Michelle Goldberg hits the nail on the head: “Trump is an aspiring fascist who would burn democracy to the ground to salve his diseased ego.”
She then exhibits the fatal flaw of Democrats and rationalists however. “A rushed Supreme Court confirmation is unlikely to help Trump electorally, because in polls a majority of Americans say the winner of the election should make the appointment.
The idea that “a majority of Americans,” as measured by scientifically based polls, matter at this point is ludicrous. Has the commentariat learned nothing from 2016?
Apparently not, for Goldberg doubles down. “Much attention is paid to Trump’s fanatical supporters, but far more people hate him than love him,” she says.
For God’s sake, this isn’t a referendum on how many people love Trump vs. how many people hate him, but whether the American people as a whole see this malignancy in the body politic for what it is and cut it out.
Just as it doesn’t take a ‘majority’ of cells in the body to produce a malignancy, it only required enough of them in the body politic to produce the cancer of Trumpism. That turned out to be about 44%.
I’m not saying that decent Americans need to irradiate the sick cells in the body politic. After all, Democrats are also infected by the same malignancy of the psyche and soul that produced the Covid and chaos-loving Trump.
Roger Cohen comes closest in the MSM to telling the truth and conveying the real and present danger of Trumpian tyranny.

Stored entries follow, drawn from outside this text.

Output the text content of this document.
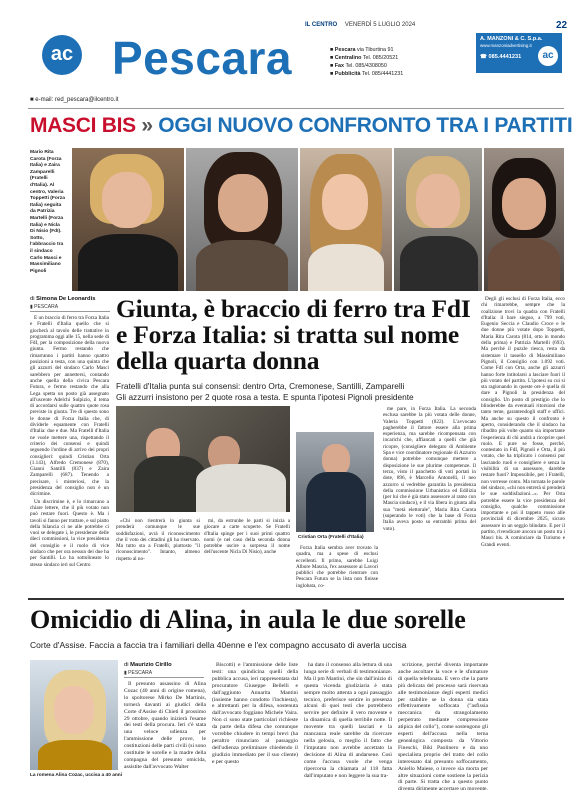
IL CENTRO VENERDÌ 5 LUGLIO 2024	22
ac Pescara	■ Pescara via Tiburtina 91
■ Centralino Tel. 085/20521
■ Fax Tel. 085/4308050
■ Pubblicità Tel. 085/4441231
A. MANZONI & C. S.p.a.
www.manzoniadvertising.it
☎ 085.4441231	ac
■ e-mail: red_pescara@ilcentro.it
MASCI BIS » OGGI NUOVO CONFRONTO TRA I PARTITI
Mario Rita Carota (Forza Italia) e Zaira Zamparelli (Fratelli d'Italia). Al centro, Valeria Toppetti (Forza Italia) seguita da Patrizia Martelli (Forza Italia) e Nicla Di Nisio (FdI). Sotto, l'abbraccio tra il sindaco Carlo Masci e Massimiliano Pignoli
di Simona De Leonardis
▮ PESCARA

È un braccio di ferro tra Forza Italia e Fratelli d'Italia quello che si giocherà al tavolo delle trattative in programma oggi alle 15, nella sede di FdI, per la composizione della nuova giunta. Fermo restando che rimarranno i partiti hanno quattro posizioni a testa, con una quinta che gli azzurri del sindaco Carlo Masci sarebbero per annettersi, contando anche quella della civica Pescara Futura, e fermo restando che alla Lega spetta un posto già assegnato all'uscente Adelchi Sulpizio, il tema di accordarsi sulle quattro quote rosa previste in giunta. Tre di questo sono le donne di Forza Italia che, di dividerle equamente con Fratelli d'Italia: due e due. Ma Fratelli d'Italia ne vuole mettere una, rispettando il criterio dei consensi e quindi seguendo l'ordine di arrivo dei propri consiglieri: quindi Cristian Orta (1.143), Alfredo Cremonese (870), Gianni Santilli (837) e Zaira Zamparelli (687). Tenendo a precisare, i misteriosi, che la presidenza del consiglio non è un dicrimine.

Un discrimine è, e lo rimarcano a chiare lettere, che il più votato non può restare fuori. Questo è. Ma i tavoli si fanno per trattare, e sul piatto della bilancia ci ne alle potrebbe ci vuoi se delegate i, le presidenze delle dieci commissioni, la vice presidenza del consiglio e il ruolo di vice sindaco che per ora nessun dei due ha per Santilli. Lo ha sottolineato lo stesso sindaco ieri sul Centro

Giunta, è braccio di ferro tra FdI e Forza Italia: si tratta sul nome della quarta donna
Fratelli d'Italia punta sui consensi: dentro Orta, Cremonese, Santilli, Zamparelli
Gli azzurri insistono per 2 quote rosa a testa. E spunta l'ipotesi Pignoli presidente
Cristian Orta (Fratelli d'Italia)

«Chi non rientrerà in giunta si prenderà comunque le sue soddisfazioni, avrà il riconoscimento che il voto dei cittadini gli ha riservato. Ma tutto sta a Fratelli, piuttosto "il riconoscimento". Intanto, almeno rispetto al no-

mi, da estrunbe le parti si inizia a giocare a carte scoperte. Se Fratelli d'Italia spinge per i suoi primi quattro nomi (e nel caso della seconda donna potrebbe uscire a sorpresa il nome dell'uscente Nicla Di Nisio), anche

Forza Italia sembra aver trovato la quadra, ma a spese di esclusi eccellenti. Il primo, sarebbe Luigi Albore Mascia, l'ex assessore ai Lavori pubblici che potrebbe rientrare con Pescara Futura se la lista non finisse inglobata, co-

me pare, in Forza Italia. La seconda esclusa sarebbe la più votata delle donne, Valeria Toppetti (822). L'avvocato pagherebbe il fattore essere alla prima esperienza, ma sarebbe ricompensata con incarichi che, affiancati a quelli che già ricopre, (consigliere delegato di Ambiente Spa e vice coordinatore regionale di Azzurro donna) potrebbe comunque mettere a disposizione le sue plurime competenze. Il terzo, visto il panchetto di voti portati in dote, 896, è Marcello Antonelli, il neo azzurro si vedrebbe garantita la presidenza della commissione Urbanistica ed Edilizia (per lui che è già stato assessore al ramo con Mascia sindaco), e il via libera in giunta alla sua "metà elettorale", Maria Rita Carota (superando le voti) che la base di Forza Italia aveva posto su entrambi prima del voto).

Degli gli esclusi di Forza Italia, ecco chi rimarrebbe, sempre che la coalizione trovi la quadra con Fratelli d'Italia: il bare sieguo, a 799 voti, Eugenio Seccia e Claudio Croce e le due donne più votate dopo Toppetti, Maria Rita Carota (814, otto in mondo della prima) e Patrizia Martelli (693). Ma perché il puzzle riesca, resta da sistemare il tassello di Massimiliano Pignoli, il Consiglio con 1.092 voti. Come FdI con Orta, anche gli azzurri hanno forte intitolarsi a lasciare fuori il più votato del partito. L'ipotesi su cui si sta ragionando in queste ore è quella di dare a Pignoli la presidenza del consiglio. Un posto di prestigio che lo blinderebbe da eventuali ritorsioni che tanto teme, garantendogli staff e uffici. Ma anche su questo il confronto è aperto, considerando che il sindaco ha ribadito più volte quanto sia importante l'esperienza di chi andrà a ricoprire quel ruolo. E pure se fosse, perché, contestato in FdI, Pignoli e Orta, il più votato, che ha triplicato i consensi pur lasciando ruoli e consigliere e senza la visibilità di un assessore, darebbe restare fuori? Impossibile, per i Fratelli, non vorresse conto. Ma tornata le parole del sindaco, «chi non entrerà si prenderà le sue soddisfazioni...». Per Orta potrebbe essere la vice presidenza del consiglio, qualche commissione importante e poi il tappeto rosso alle provinciali di dicembre 2025, sicuro assessore in un seggio blindato. E per il partito, rivendicare ancora un posto tra i Masci bis. A cominciare da Turismo e Grandi eventi.

Omicidio di Alina, in aula le due sorelle
Corte d'Assise. Faccia a faccia tra i familiari della 40enne e l'ex compagno accusato di averla uccisa
La romena Alina Cozac, uccisa a 40 anni
di Maurizio Cirillo
▮ PESCARA

Il presunto assassino di Alina Cozac (40 anni di origine romena), lo spoltorese Mirko De Martinis, tornerà davanti ai giudici della Corte d'Assise di Chieti il prossimo 29 ottobre, quando inizierà l'esame dei testi della procura. Ieri c'è stata una veloce udienza per l'ammissione delle prove, le costituzioni delle parti civili (si sono costituite le sorelle e la madre della compagna del presunto omicida, assistite dall'avvocato Walter

Biscotti) e l'ammissione delle liste testi: una quindicina quelli della pubblica accusa, ieri rappresentata dal procuratore Giuseppe Bellelli e dall'aggiunto Annarita Mantini (insieme hanno condotto l'inchiesta), e altrettanti per la difesa, sostenuta dall'avvocato foggiano Michele Vaira. Non ci sono state particolari richieste da parte della difesa che comunque vorrebbe chiudere in tempi brevi (ha peraltro rinunciato al passaggio dell'udienza preliminare chiedendo il giudizio immediato per il suo cliente) e per questo

ha dato il consenso alla lettura di una lunga serie di verbali di testimonianze. Ma il pm Mantini, che sin dall'inizio di questa vicenda giudiziaria è stata sempre molto attenta a ogni passaggio tecnico, preferisce sentire in presenza alcuni di quei testi che potrebbero servire per definire il vero movente e la dinamica di quella terribile notte. Il movente tra quelli lasciati e la mancanza reale sarebbe da ricercare nella gelosia, o meglio il fatto che l'imputato non avrebbe accettato la decisione di Alina di andarsene. Così come l'accusa vuole che venga ripercorsa la chiamata al 118 fatta dall'imputato e non leggere la sua tra-

scrizione, perché diventa importante anche ascoltare la voce e le sfumature di quella telefonata. E vero che la parte più delicata del processo sarà riservata alle testimonianze degli esperti medici per stabilire se la donna sia stata effettivamente soffocata ("asfissia meccanica da strangolamento perpetrato mediante compressione atipica del collo"), come sostengono gli esperti dell'accusa nella terna genealogica composta da Vittorio Fineschi, Biki Paolinero e da uno specialista proprio del tratto del collo interessato dal presunto soffocamento, Aniello Maiese, o invece sia morta per altre situazioni come sostiene la perizia di parte. Si tratta che a questo punto diventa dirimente accertare un movente.
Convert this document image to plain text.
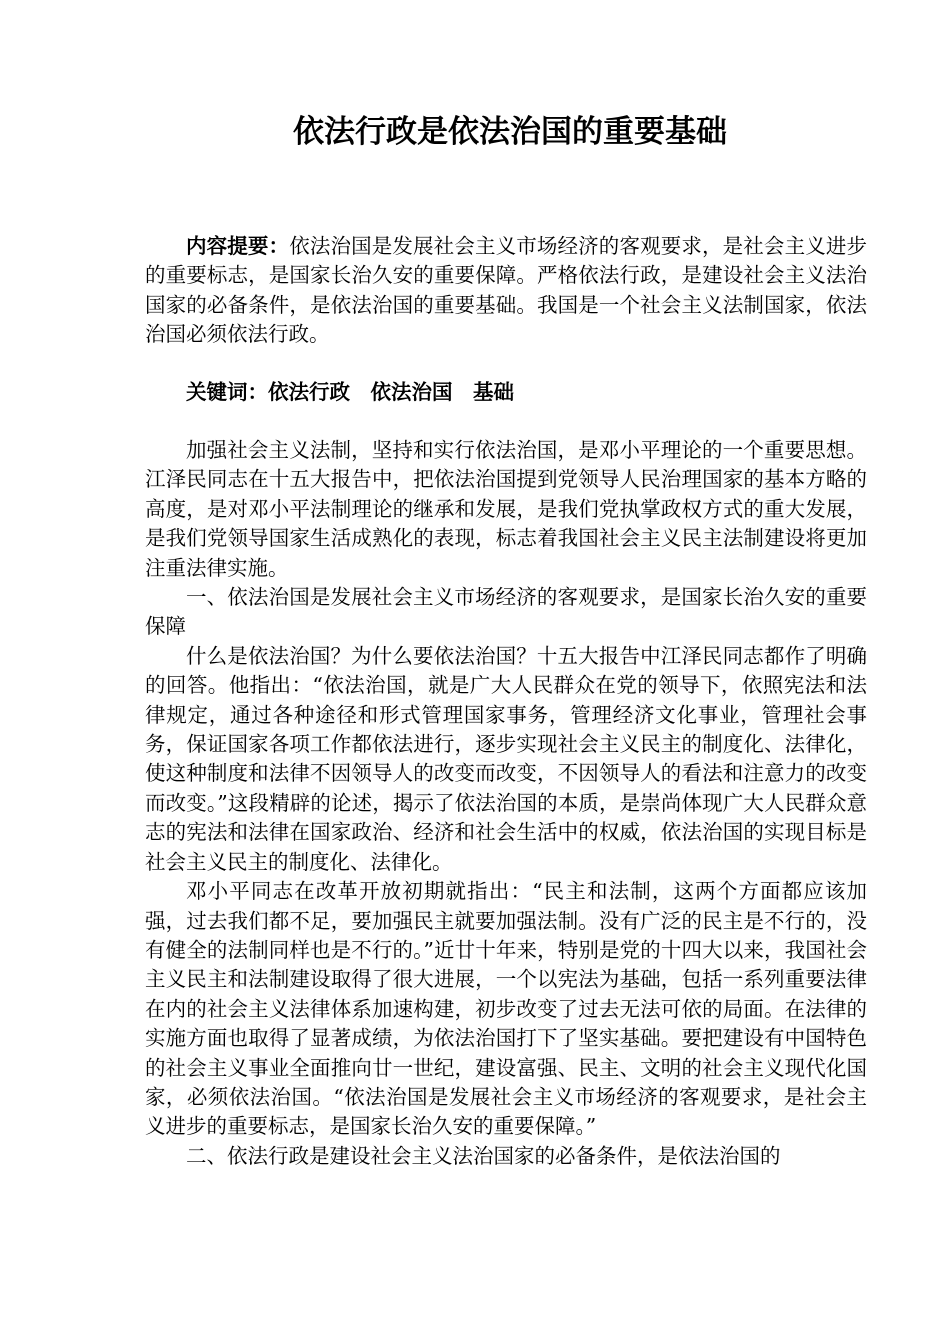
依法行政是依法治国的重要基础

内容提要：依法治国是发展社会主义市场经济的客观要求，是社会主义进步的重要标志，是国家长治久安的重要保障。严格依法行政，是建设社会主义法治国家的必备条件，是依法治国的重要基础。我国是一个社会主义法制国家，依法治国必须依法行政。

关键词：依法行政 依法治国 基础

加强社会主义法制，坚持和实行依法治国，是邓小平理论的一个重要思想。江泽民同志在十五大报告中，把依法治国提到党领导人民治理国家的基本方略的高度，是对邓小平法制理论的继承和发展，是我们党执掌政权方式的重大发展，是我们党领导国家生活成熟化的表现，标志着我国社会主义民主法制建设将更加注重法律实施。

一、依法治国是发展社会主义市场经济的客观要求，是国家长治久安的重要保障

什么是依法治国？为什么要依法治国？十五大报告中江泽民同志都作了明确的回答。他指出：“依法治国，就是广大人民群众在党的领导下，依照宪法和法律规定，通过各种途径和形式管理国家事务，管理经济文化事业，管理社会事务，保证国家各项工作都依法进行，逐步实现社会主义民主的制度化、法律化，使这种制度和法律不因领导人的改变而改变，不因领导人的看法和注意力的改变而改变。”这段精辟的论述，揭示了依法治国的本质，是崇尚体现广大人民群众意志的宪法和法律在国家政治、经济和社会生活中的权威，依法治国的实现目标是社会主义民主的制度化、法律化。

邓小平同志在改革开放初期就指出：“民主和法制，这两个方面都应该加强，过去我们都不足，要加强民主就要加强法制。没有广泛的民主是不行的，没有健全的法制同样也是不行的。”近廿十年来，特别是党的十四大以来，我国社会主义民主和法制建设取得了很大进展，一个以宪法为基础，包括一系列重要法律在内的社会主义法律体系加速构建，初步改变了过去无法可依的局面。在法律的实施方面也取得了显著成绩，为依法治国打下了坚实基础。要把建设有中国特色的社会主义事业全面推向廿一世纪，建设富强、民主、文明的社会主义现代化国家，必须依法治国。“依法治国是发展社会主义市场经济的客观要求，是社会主义进步的重要标志，是国家长治久安的重要保障。”

二、依法行政是建设社会主义法治国家的必备条件，是依法治国的
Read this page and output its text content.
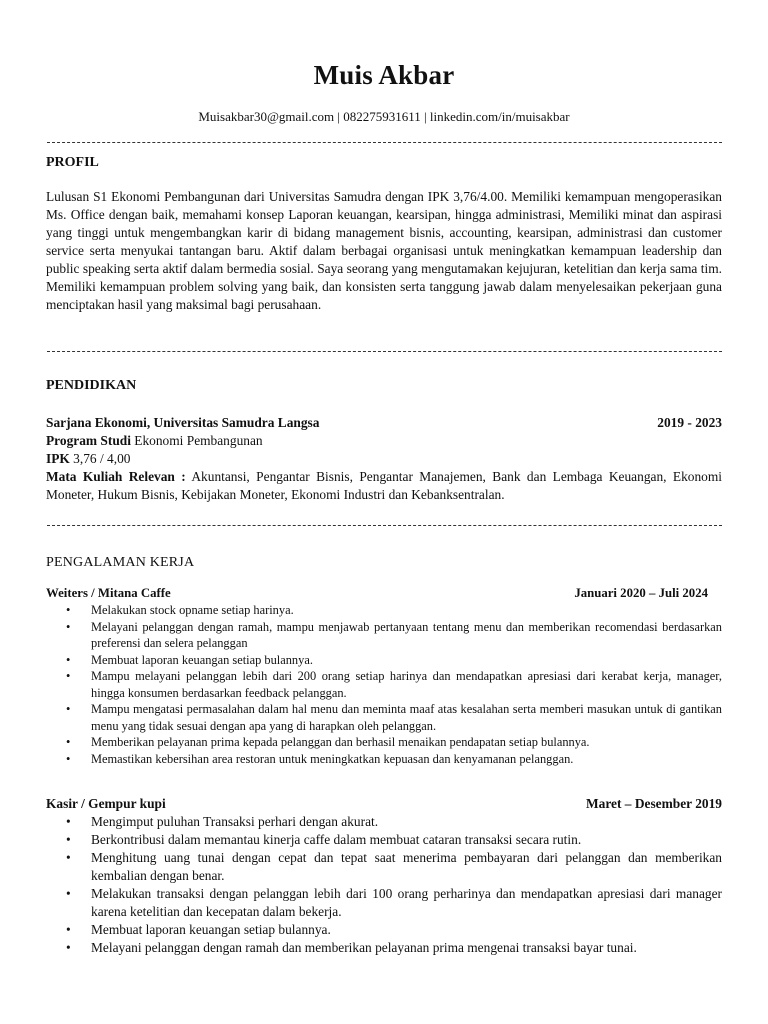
Muis Akbar
Muisakbar30@gmail.com | 082275931611 | linkedin.com/in/muisakbar
PROFIL
Lulusan S1 Ekonomi Pembangunan dari Universitas Samudra dengan IPK 3,76/4.00. Memiliki kemampuan mengoperasikan Ms. Office dengan baik, memahami konsep Laporan keuangan, kearsipan, hingga administrasi, Memiliki minat dan aspirasi yang tinggi untuk mengembangkan karir di bidang management bisnis, accounting, kearsipan, administrasi dan customer service serta menyukai tantangan baru. Aktif dalam berbagai organisasi untuk meningkatkan kemampuan leadership dan public speaking serta aktif dalam bermedia sosial. Saya seorang yang mengutamakan kejujuran, ketelitian dan kerja sama tim. Memiliki kemampuan problem solving yang baik, dan konsisten serta tanggung jawab dalam menyelesaikan pekerjaan guna menciptakan hasil yang maksimal bagi perusahaan.
PENDIDIKAN
Sarjana Ekonomi, Universitas Samudra Langsa	2019 - 2023
Program Studi Ekonomi Pembangunan
IPK 3,76 / 4,00
Mata Kuliah Relevan : Akuntansi, Pengantar Bisnis, Pengantar Manajemen, Bank dan Lembaga Keuangan, Ekonomi Moneter, Hukum Bisnis, Kebijakan Moneter, Ekonomi Industri dan Kebanksentralan.
PENGALAMAN KERJA
Weiters / Mitana Caffe	Januari 2020 – Juli 2024
• Melakukan stock opname setiap harinya.
• Melayani pelanggan dengan ramah, mampu menjawab pertanyaan tentang menu dan memberikan recomendasi berdasarkan preferensi dan selera pelanggan
• Membuat laporan keuangan setiap bulannya.
• Mampu melayani pelanggan lebih dari 200 orang setiap harinya dan mendapatkan apresiasi dari kerabat kerja, manager, hingga konsumen berdasarkan feedback pelanggan.
• Mampu mengatasi permasalahan dalam hal menu dan meminta maaf atas kesalahan serta memberi masukan untuk di gantikan menu yang tidak sesuai dengan apa yang di harapkan oleh pelanggan.
• Memberikan pelayanan prima kepada pelanggan dan berhasil menaikan pendapatan setiap bulannya.
• Memastikan kebersihan area restoran untuk meningkatkan kepuasan dan kenyamanan pelanggan.
Kasir / Gempur kupi	Maret – Desember 2019
• Mengimput puluhan Transaksi perhari dengan akurat.
• Berkontribusi dalam memantau kinerja caffe dalam membuat cataran transaksi secara rutin.
• Menghitung uang tunai dengan cepat dan tepat saat menerima pembayaran dari pelanggan dan memberikan kembalian dengan benar.
• Melakukan transaksi dengan pelanggan lebih dari 100 orang perharinya dan mendapatkan apresiasi dari manager karena ketelitian dan kecepatan dalam bekerja.
• Membuat laporan keuangan setiap bulannya.
• Melayani pelanggan dengan ramah dan memberikan pelayanan prima mengenai transaksi bayar tunai.
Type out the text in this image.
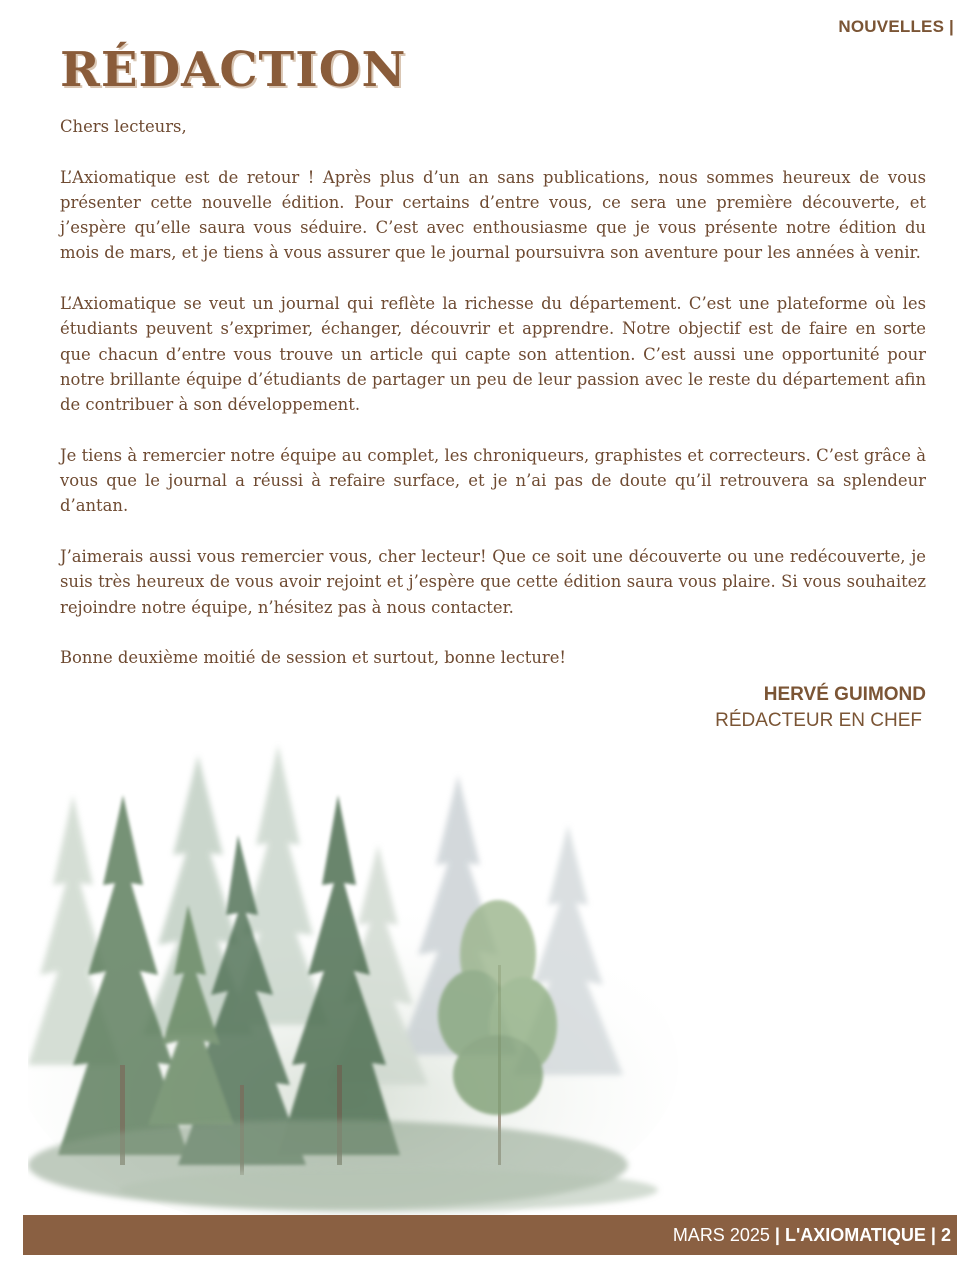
NOUVELLES |
RÉDACTION

Chers lecteurs,

L’Axiomatique est de retour ! Après plus d’un an sans publications, nous sommes heureux de vous présenter cette nouvelle édition. Pour certains d’entre vous, ce sera une première découverte, et j’espère qu’elle saura vous séduire. C’est avec enthousiasme que je vous présente notre édition du mois de mars, et je tiens à vous assurer que le journal poursuivra son aventure pour les années à venir.

L’Axiomatique se veut un journal qui reflète la richesse du département. C’est une plateforme où les étudiants peuvent s’exprimer, échanger, découvrir et apprendre. Notre objectif est de faire en sorte que chacun d’entre vous trouve un article qui capte son attention. C’est aussi une opportunité pour notre brillante équipe d’étudiants de partager un peu de leur passion avec le reste du département afin de contribuer à son développement.

Je tiens à remercier notre équipe au complet, les chroniqueurs, graphistes et correcteurs. C’est grâce à vous que le journal a réussi à refaire surface, et je n’ai pas de doute qu’il retrouvera sa splendeur d’antan.

J’aimerais aussi vous remercier vous, cher lecteur! Que ce soit une découverte ou une redécouverte, je suis très heureux de vous avoir rejoint et j’espère que cette édition saura vous plaire. Si vous souhaitez rejoindre notre équipe, n’hésitez pas à nous contacter.

Bonne deuxième moitié de session et surtout, bonne lecture!

HERVÉ GUIMOND
RÉDACTEUR EN CHEF
MARS 2025 | L'AXIOMATIQUE | 2
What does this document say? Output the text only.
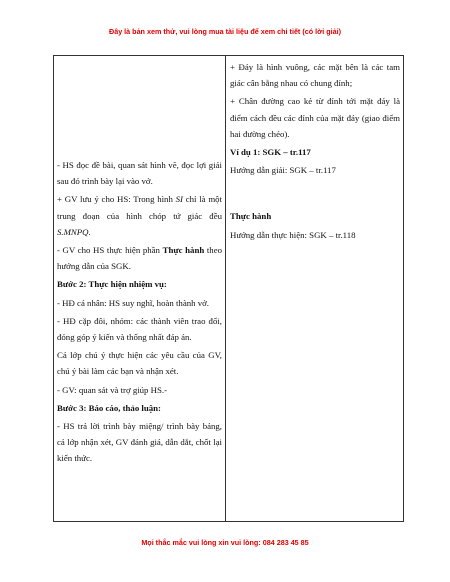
Đây là bản xem thử, vui lòng mua tài liệu để xem chi tiết (có lời giải)
- HS đọc đề bài, quan sát hình vẽ, đọc lợi giải sau đó trình bày lại vào vở.
+ GV lưu ý cho HS: Trong hình SI chỉ là một trung đoạn của hình chóp tứ giác đều S.MNPQ.
- GV cho HS thực hiện phần Thực hành theo hướng dẫn của SGK.
Bước 2: Thực hiện nhiệm vụ:
- HĐ cá nhân: HS suy nghĩ, hoàn thành vở.
- HĐ cặp đôi, nhóm: các thành viên trao đổi, đóng góp ý kiến và thống nhất đáp án.
Cả lớp chú ý thực hiện các yêu cầu của GV, chú ý bài làm các bạn và nhận xét.
- GV: quan sát và trợ giúp HS.-
Bước 3: Báo cáo, thảo luận:
- HS trả lời trình bày miệng/ trình bày bảng, cả lớp nhận xét, GV đánh giá, dẫn dắt, chốt lại kiến thức.
+ Đáy là hình vuông, các mặt bên là các tam giác cân bằng nhau có chung đỉnh;
+ Chân đường cao kẻ từ đỉnh tới mặt đáy là điểm cách đều các đỉnh của mặt đáy (giao điểm hai đường chéo).
Ví dụ 1: SGK – tr.117
Hướng dẫn giải: SGK – tr.117
Thực hành
Hướng dẫn thực hiện: SGK – tr.118
Mọi thắc mắc vui lòng xin vui lòng: 084 283 45 85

He quotes a friend and fellow naturalized American:
“I am baffled. I am shattered. I question my entire belief system, my trust in America, my darling adoptive country: Was I too naïve? Too idealistic? Too young? Too stupid? The hardest part for me to understand is not the one lunatic, not the one certifiably, wickedly twisted mind, but all of his enablers, all of his supporters. Who are they? How are so many of them even possible?”
That is the question. Having been a voice in the wilderness addressing it long before Trump was elected (not by fluke but by fait accompli, since the underlying cause was ignored and denied), I don’t take any pleasure or pride in having predicted that Trump would win the presidency and that things would come to this.
Once again then, before it is too late, here is my diagnosis and prescription for eradicating this cancer.
Every person and every people have an essential intactness from their birth as a person or a people. Call it essence, or soul, or simply indivisible wholeness. We can commit many mistakes and do many wrongs, but if we lose this ineffable quality, we are dead as people.
Once that happens, as it did nearly 30 years ago in America, the only way to regain our soul is to fully acknowledge and mourn its loss, and want its recovery more than our lives themselves.
Therefore the truth goes beyond Trump’s minions and millions of supporters. Our essential intactness as a people was lost during the first Bush Administration, and we ran on the fumes of triumphalism over the USSR through the rest of the decade, until 9.11 brought it all literally crashing down.
Even then nationalism and militarism, rather than an intelligent response to global terrorism, carried the day for another 15 years, through the Obama interregnum.
In short, leave out the spiritual dimension, as Christian evangelical supporters of Trump have most ironically and calculatingly done, and the metaphysical evil of Trumpism “will be a continuation.”
If just 50 Americans take this truth to heart, Trump will be defeated. But even if 50 million Americans march in the streets without minding the heart of the people within themselves, Trump may well win another term and consolidate despotism in America.